Страница 3 из 9
Вот утверждение: «конкуренция – это очень хорошо».[4] По самому высшему разряду, 10 из 10, его оценили 30,6 % американцев, 22,4 % немцев и 17,6 % россиян. В Азии – 4,7 % японцев и 0,6 % южных корейцев. Разница в коллективных моделях поведения очевидна.
Если в собственности государства до 10–15 % бизнеса, люди предпочитают долги и депозиты, а капиталы разделены между крупными держателями – значит, вы в Германии, Австрии. Население не слишком любит риски, в отличие от англосаксонской модели, не настолько мобильно, как в обществах эмигрантов. Не так обожает все новенькое, медленнее, чуть жестче, иерархичнее в структурах, которые создает. Больше требует социальных сеток безопасности (пенсии, медицинское страхование, соцобеспечение и т. п.). Это так называемая континентальная модель, социальная рыночная экономика. Консервативнее, спокойнее, выше роль банков и кредитов. И много мелких бизнесов, по размеру почти лавочек, масса социальной поддержки от государства.
Кто еще в континентальной модели? Нидерланды, Бельгия, Чехия, Словакия, Словения, Польша, страны Балтии, кто угодно в континентальной Европе. В такой экономике возникает «золотое сечение», баланс между частным и общим. С одной стороны, сильная социальная защита и большая роль государства. С другой – энергичное, самодеятельное население, крупнейший средний класс, малый и средний бизнес с долей в экономике до 40–55 %. В результате – независимость человека и семьи, к которой так стремился Людвиг Эрхард, автор германского экономического чуда («Благосостояние для всех»). Семья готова выживать сама, а государство помогает ей в этом всеми стимулами.
Разве рыночная экономика может быть социальной? Разве капитализм может быть милостивым?
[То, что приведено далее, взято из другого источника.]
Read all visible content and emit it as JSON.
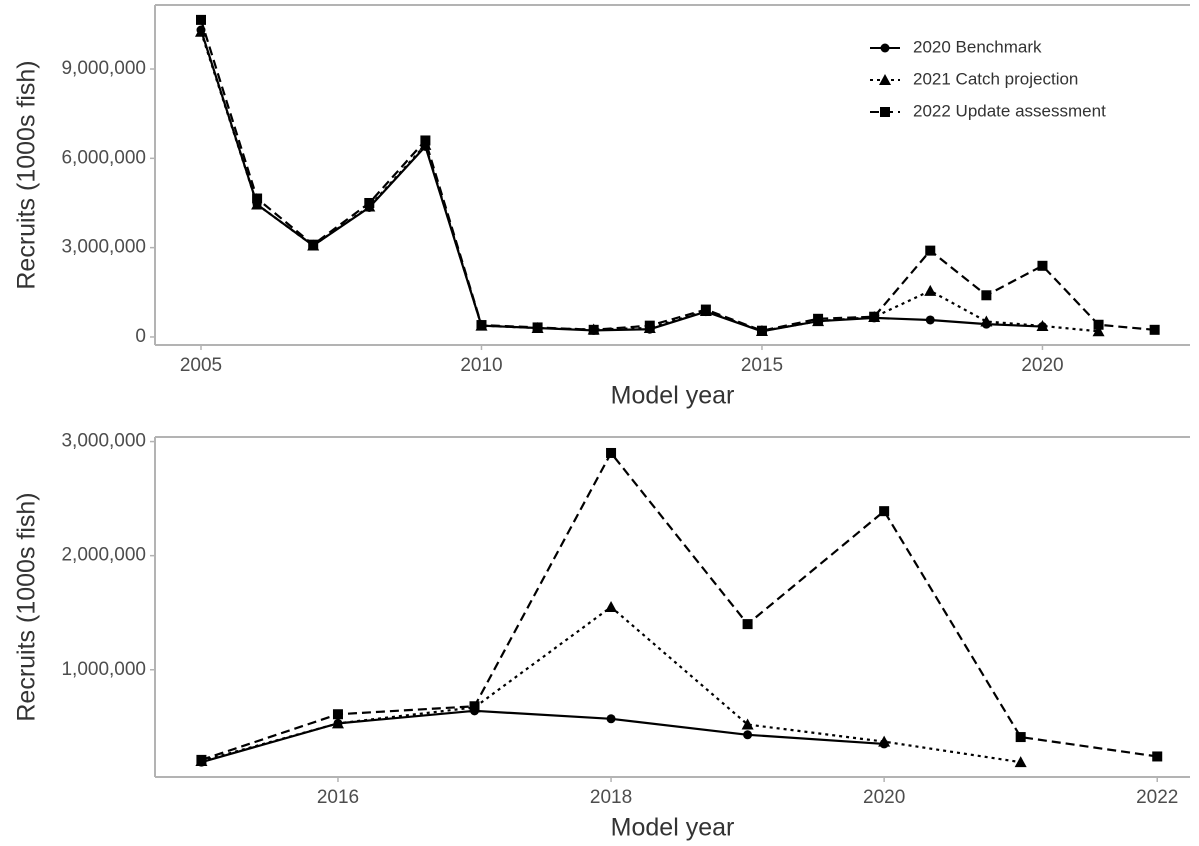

Разве могут объединяться «рыночный» и «социальный» в одной фразе?
Да, могут. Такая экономика – царство среднего класса. В Германии доля малого и среднего бизнеса – 55 % ВВП (у нас 20–22 %). Рыночные свободы, либерализм сочетаются с самыми глубокими сетями социальной поддержки. Образование – бесплатное (т. е. за счет налогов). Есть, конечно, и платное, если вам очень хочется. Все виды обязательного страхования – пенсионное, медицинское, от безработицы. Источники – за счет личных взносов, платежей работодателей и государства (налоги). Часть взносов платят семьи, но зарплаты велики и их размер учитывает эти расходы. Есть все виды выплат – «больничных», по материнству, инвалидности, овдовевшим и сиротам и т. п. За счет государства – выплаты жертвам войн, преступлений, потерпевшим при исполнении служебных обязанностей, пенсионные схемы госслужащих.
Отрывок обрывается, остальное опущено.